絶望の峰の麓に、誰もいない洞窟があった。
そこに一人、膝をつく影。
「……なぜだ。なぜ俺じゃなく、カイなんだ……!」
それは勇者アレスだった。
血走った瞳に浮かぶのは、悔恨と嫉妬と、燃え盛る憎悪。
「俺こそ勇者に選ばれるべき存在……あんな無能に奪われてたまるか!」
その時、洞窟に黒い靄が広がった。
闇の中から現れたのは、魔王ヴァルゼルドの影だった。
「フ……良い目だ。妬みと憎しみに濁ったその目こそ、我が軍に相応しい」
「なに……?」
「アレス。お前の力を我に差し出せば、その魂に見合う“力”を与えてやろう」
闇に呑まれるアレスの体。
絶叫と共に黒き鎧が纏わりつき、紅の光が両眼を覆った。
「う、あああああああッ!」
次に姿を現した時――そこにいたのは、かつての勇者ではなかった。
黒剣を握る“魔王の剣”へと堕ちたアレスの姿だった。
「……俺は……勇者カイを打ち倒す者……魔王の剣アレスだ!」
魔王は満足げに頷いた。
「良い。次の戦場で、お前があの男を屠れ。

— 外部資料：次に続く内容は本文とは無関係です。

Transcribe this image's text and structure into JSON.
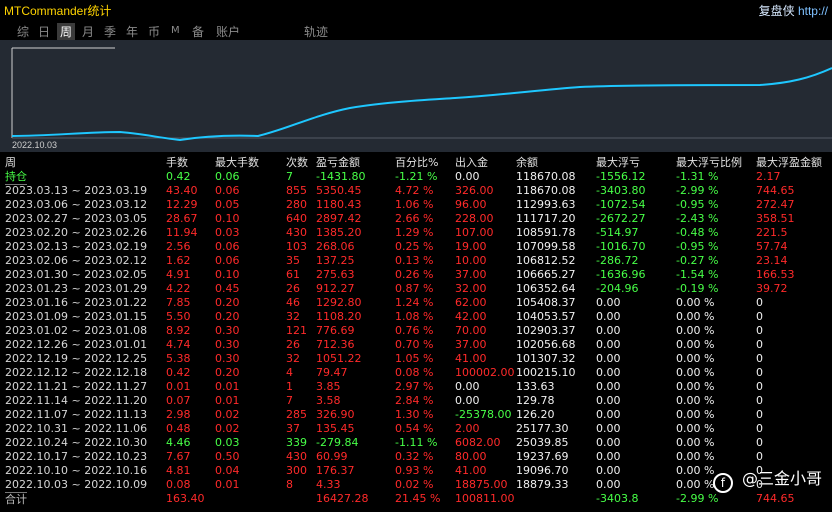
{
  "app": {
    "title": "MTCommander统计",
    "right_title_cn": "复盘侠",
    "right_title_link": "http://"
  },
  "tabs": [
    {
      "label": "综"
    },
    {
      "label": "日"
    },
    {
      "label": "周"
    },
    {
      "label": "月"
    },
    {
      "label": "季"
    },
    {
      "label": "年"
    },
    {
      "label": "币"
    },
    {
      "label": "M"
    },
    {
      "label": "备"
    },
    {
      "label": "账户"
    },
    {
      "label": "轨迹"
    }
  ],
  "active_tab": "周",
  "chart": {
    "start_label": "2022.10.03",
    "line_color": "#1ec7ff",
    "background": "#242a33"
  },
  "table": {
    "headers": [
      "周",
      "手数",
      "最大手数",
      "次数",
      "盈亏金额",
      "百分比%",
      "出入金",
      "余额",
      "最大浮亏",
      "最大浮亏比例",
      "最大浮盈金额"
    ],
    "hold": {
      "label": "持仓",
      "values": [
        "0.42",
        "0.06",
        "7",
        "-1431.80",
        "-1.21 %",
        "0.00",
        "118670.08",
        "-1556.12",
        "-1.31 %",
        "2.17"
      ],
      "colors": [
        "green",
        "green",
        "green",
        "green",
        "green",
        "white",
        "white",
        "green",
        "green",
        "red"
      ]
    },
    "rows": [
      {
        "week": "2023.03.13 ~ 2023.03.19",
        "values": [
          "43.40",
          "0.06",
          "855",
          "5350.45",
          "4.72 %",
          "326.00",
          "118670.08",
          "-3403.80",
          "-2.99 %",
          "744.65"
        ],
        "colors": [
          "red",
          "red",
          "red",
          "red",
          "red",
          "red",
          "white",
          "green",
          "green",
          "red"
        ]
      },
      {
        "week": "2023.03.06 ~ 2023.03.12",
        "values": [
          "12.29",
          "0.05",
          "280",
          "1180.43",
          "1.06 %",
          "96.00",
          "112993.63",
          "-1072.54",
          "-0.95 %",
          "272.47"
        ],
        "colors": [
          "red",
          "red",
          "red",
          "red",
          "red",
          "red",
          "white",
          "green",
          "green",
          "red"
        ]
      },
      {
        "week": "2023.02.27 ~ 2023.03.05",
        "values": [
          "28.67",
          "0.10",
          "640",
          "2897.42",
          "2.66 %",
          "228.00",
          "111717.20",
          "-2672.27",
          "-2.43 %",
          "358.51"
        ],
        "colors": [
          "red",
          "red",
          "red",
          "red",
          "red",
          "red",
          "white",
          "green",
          "green",
          "red"
        ]
      },
      {
        "week": "2023.02.20 ~ 2023.02.26",
        "values": [
          "11.94",
          "0.03",
          "430",
          "1385.20",
          "1.29 %",
          "107.00",
          "108591.78",
          "-514.97",
          "-0.48 %",
          "221.5"
        ],
        "colors": [
          "red",
          "red",
          "red",
          "red",
          "red",
          "red",
          "white",
          "green",
          "green",
          "red"
        ]
      },
      {
        "week": "2023.02.13 ~ 2023.02.19",
        "values": [
          "2.56",
          "0.06",
          "103",
          "268.06",
          "0.25 %",
          "19.00",
          "107099.58",
          "-1016.70",
          "-0.95 %",
          "57.74"
        ],
        "colors": [
          "red",
          "red",
          "red",
          "red",
          "red",
          "red",
          "white",
          "green",
          "green",
          "red"
        ]
      },
      {
        "week": "2023.02.06 ~ 2023.02.12",
        "values": [
          "1.62",
          "0.06",
          "35",
          "137.25",
          "0.13 %",
          "10.00",
          "106812.52",
          "-286.72",
          "-0.27 %",
          "23.14"
        ],
        "colors": [
          "red",
          "red",
          "red",
          "red",
          "red",
          "red",
          "white",
          "green",
          "green",
          "red"
        ]
      },
      {
        "week": "2023.01.30 ~ 2023.02.05",
        "values": [
          "4.91",
          "0.10",
          "61",
          "275.63",
          "0.26 %",
          "37.00",
          "106665.27",
          "-1636.96",
          "-1.54 %",
          "166.53"
        ],
        "colors": [
          "red",
          "red",
          "red",
          "red",
          "red",
          "red",
          "white",
          "green",
          "green",
          "red"
        ]
      },
      {
        "week": "2023.01.23 ~ 2023.01.29",
        "values": [
          "4.22",
          "0.45",
          "26",
          "912.27",
          "0.87 %",
          "32.00",
          "106352.64",
          "-204.96",
          "-0.19 %",
          "39.72"
        ],
        "colors": [
          "red",
          "red",
          "red",
          "red",
          "red",
          "red",
          "white",
          "green",
          "green",
          "red"
        ]
      },
      {
        "week": "2023.01.16 ~ 2023.01.22",
        "values": [
          "7.85",
          "0.20",
          "46",
          "1292.80",
          "1.24 %",
          "62.00",
          "105408.37",
          "0.00",
          "0.00 %",
          "0"
        ],
        "colors": [
          "red",
          "red",
          "red",
          "red",
          "red",
          "red",
          "white",
          "white",
          "white",
          "white"
        ]
      },
      {
        "week": "2023.01.09 ~ 2023.01.15",
        "values": [
          "5.50",
          "0.20",
          "32",
          "1108.20",
          "1.08 %",
          "42.00",
          "104053.57",
          "0.00",
          "0.00 %",
          "0"
        ],
        "colors": [
          "red",
          "red",
          "red",
          "red",
          "red",
          "red",
          "white",
          "white",
          "white",
          "white"
        ]
      },
      {
        "week": "2023.01.02 ~ 2023.01.08",
        "values": [
          "8.92",
          "0.30",
          "121",
          "776.69",
          "0.76 %",
          "70.00",
          "102903.37",
          "0.00",
          "0.00 %",
          "0"
        ],
        "colors": [
          "red",
          "red",
          "red",
          "red",
          "red",
          "red",
          "white",
          "white",
          "white",
          "white"
        ]
      },
      {
        "week": "2022.12.26 ~ 2023.01.01",
        "values": [
          "4.74",
          "0.30",
          "26",
          "712.36",
          "0.70 %",
          "37.00",
          "102056.68",
          "0.00",
          "0.00 %",
          "0"
        ],
        "colors": [
          "red",
          "red",
          "red",
          "red",
          "red",
          "red",
          "white",
          "white",
          "white",
          "white"
        ]
      },
      {
        "week": "2022.12.19 ~ 2022.12.25",
        "values": [
          "5.38",
          "0.30",
          "32",
          "1051.22",
          "1.05 %",
          "41.00",
          "101307.32",
          "0.00",
          "0.00 %",
          "0"
        ],
        "colors": [
          "red",
          "red",
          "red",
          "red",
          "red",
          "red",
          "white",
          "white",
          "white",
          "white"
        ]
      },
      {
        "week": "2022.12.12 ~ 2022.12.18",
        "values": [
          "0.42",
          "0.20",
          "4",
          "79.47",
          "0.08 %",
          "100002.00",
          "100215.10",
          "0.00",
          "0.00 %",
          "0"
        ],
        "colors": [
          "red",
          "red",
          "red",
          "red",
          "red",
          "red",
          "white",
          "white",
          "white",
          "white"
        ]
      },
      {
        "week": "2022.11.21 ~ 2022.11.27",
        "values": [
          "0.01",
          "0.01",
          "1",
          "3.85",
          "2.97 %",
          "0.00",
          "133.63",
          "0.00",
          "0.00 %",
          "0"
        ],
        "colors": [
          "red",
          "red",
          "red",
          "red",
          "red",
          "white",
          "white",
          "white",
          "white",
          "white"
        ]
      },
      {
        "week": "2022.11.14 ~ 2022.11.20",
        "values": [
          "0.07",
          "0.01",
          "7",
          "3.58",
          "2.84 %",
          "0.00",
          "129.78",
          "0.00",
          "0.00 %",
          "0"
        ],
        "colors": [
          "red",
          "red",
          "red",
          "red",
          "red",
          "white",
          "white",
          "white",
          "white",
          "white"
        ]
      },
      {
        "week": "2022.11.07 ~ 2022.11.13",
        "values": [
          "2.98",
          "0.02",
          "285",
          "326.90",
          "1.30 %",
          "-25378.00",
          "126.20",
          "0.00",
          "0.00 %",
          "0"
        ],
        "colors": [
          "red",
          "red",
          "red",
          "red",
          "red",
          "green",
          "white",
          "white",
          "white",
          "white"
        ]
      },
      {
        "week": "2022.10.31 ~ 2022.11.06",
        "values": [
          "0.48",
          "0.02",
          "37",
          "135.45",
          "0.54 %",
          "2.00",
          "25177.30",
          "0.00",
          "0.00 %",
          "0"
        ],
        "colors": [
          "red",
          "red",
          "red",
          "red",
          "red",
          "red",
          "white",
          "white",
          "white",
          "white"
        ]
      },
      {
        "week": "2022.10.24 ~ 2022.10.30",
        "values": [
          "4.46",
          "0.03",
          "339",
          "-279.84",
          "-1.11 %",
          "6082.00",
          "25039.85",
          "0.00",
          "0.00 %",
          "0"
        ],
        "colors": [
          "green",
          "green",
          "green",
          "green",
          "green",
          "red",
          "white",
          "white",
          "white",
          "white"
        ]
      },
      {
        "week": "2022.10.17 ~ 2022.10.23",
        "values": [
          "7.67",
          "0.50",
          "430",
          "60.99",
          "0.32 %",
          "80.00",
          "19237.69",
          "0.00",
          "0.00 %",
          "0"
        ],
        "colors": [
          "red",
          "red",
          "red",
          "red",
          "red",
          "red",
          "white",
          "white",
          "white",
          "white"
        ]
      },
      {
        "week": "2022.10.10 ~ 2022.10.16",
        "values": [
          "4.81",
          "0.04",
          "300",
          "176.37",
          "0.93 %",
          "41.00",
          "19096.70",
          "0.00",
          "0.00 %",
          "0"
        ],
        "colors": [
          "red",
          "red",
          "red",
          "red",
          "red",
          "red",
          "white",
          "white",
          "white",
          "white"
        ]
      },
      {
        "week": "2022.10.03 ~ 2022.10.09",
        "values": [
          "0.08",
          "0.01",
          "8",
          "4.33",
          "0.02 %",
          "18875.00",
          "18879.33",
          "0.00",
          "0.00 %",
          "0"
        ],
        "colors": [
          "red",
          "red",
          "red",
          "red",
          "red",
          "red",
          "white",
          "white",
          "white",
          "white"
        ]
      }
    ],
    "total": {
      "label": "合计",
      "values": [
        "163.40",
        "",
        "16427.28",
        "21.45 %",
        "100811.00",
        "",
        "-3403.8",
        "-2.99 %",
        "744.65"
      ],
      "colors": [
        "red",
        "white",
        "red",
        "red",
        "red",
        "white",
        "green",
        "green",
        "red"
      ]
    }
  },
  "watermark": {
    "platform_icon": "f-icon",
    "text": "@三金小哥"
  }
}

唯一の宿敵である勇者カイをな」
その頃、王都の陣営。
「勇者様、魔王軍の本拠はもう目前です!」
「決戦に備え、兵も補給も整っております!」
リリア、エレナ、セリアの三人が並び、口々に励ます。
しかし俺は胃が痛くて仕方なかった。
(……いやいや、俺はただ避けて転んでるだけなのに、なんで“魔王討伐決戦”に挑む空気になってんだよ!?)
震える俺の視線の先に、黒い靄を纏った影が歩み出る。
鎧を軋ませ、紅の瞳で俺を射抜く男――
「カイ……次は俺がお前を殺す番だ」
かつての仲間、勇者アレスが“魔王の剣”として立ちはだかった。